In the sixth step, a first horizontal connecting section template used for being connected with the horizontal template 15-3 is arranged at the upper end of the middle arc-shaped template 15-1, the first horizontal connecting section template and the middle arc-shaped template 15-1 are integrally formed, the first horizontal connecting section template is hinged to one side of the horizontal template 15-3, a second horizontal connecting section template used for being connected with the horizontal template 15-3 is arranged at the upper end of the vertical template 15-2, the second horizontal connecting section template and the vertical template 15-2 are integrally formed, and the second horizontal connecting section template is hinged to the other side of the horizontal template 15-3;

the formwork support framework 17 is a cubic frame body, the horizontal formwork 15-3 is arranged at the top of the formwork support framework 17 through two I-shaped steel, one side of the formwork support framework 17 is provided with a pushing oil cylinder 14 for pushing the middle arc-shaped formwork 15-1, and the other side of the formwork support framework 17 is provided with a pushing oil cylinder 14 for pushing the vertical formwork 15-2;

and a plurality of adjusting screws 18 for supporting are connected between the middle arc-shaped template 15-1 and the template supporting framework 17 and between the vertical template 15-2 and the template supporting framework 17.
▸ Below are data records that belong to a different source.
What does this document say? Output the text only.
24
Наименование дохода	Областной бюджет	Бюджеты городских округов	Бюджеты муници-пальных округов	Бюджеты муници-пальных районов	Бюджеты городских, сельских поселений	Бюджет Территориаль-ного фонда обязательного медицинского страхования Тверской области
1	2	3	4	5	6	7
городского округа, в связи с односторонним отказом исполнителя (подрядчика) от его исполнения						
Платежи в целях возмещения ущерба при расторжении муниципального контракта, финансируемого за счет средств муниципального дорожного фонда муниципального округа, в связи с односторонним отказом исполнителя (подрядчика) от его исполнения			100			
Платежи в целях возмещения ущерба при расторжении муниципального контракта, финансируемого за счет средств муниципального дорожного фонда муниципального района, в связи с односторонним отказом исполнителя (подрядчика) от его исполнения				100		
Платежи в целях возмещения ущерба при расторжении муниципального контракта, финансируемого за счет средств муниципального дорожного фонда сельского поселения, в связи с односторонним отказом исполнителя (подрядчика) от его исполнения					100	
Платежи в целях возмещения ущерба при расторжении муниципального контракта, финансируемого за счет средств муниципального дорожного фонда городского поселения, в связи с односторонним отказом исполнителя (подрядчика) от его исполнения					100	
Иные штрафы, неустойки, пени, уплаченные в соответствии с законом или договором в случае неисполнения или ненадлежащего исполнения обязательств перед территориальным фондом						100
In practical use, when demoulding is needed after the construction of the intermediate wall 5, the air duct plate 6 and the middle secondary lining 3-2 is completed, one end of the adjusting screw 18 is disconnected from the assembled template, the nut on the counter-pull screw 16 is disassembled, and then the pushing cylinders 14 on two sides of the template supporting framework 17 are controlled to retract to drive the middle arc template 15-1 and the vertical template 15-2 to be retracted inwards, so that demoulding of the middle arc template 15-1 and the vertical template 15-2 is completed.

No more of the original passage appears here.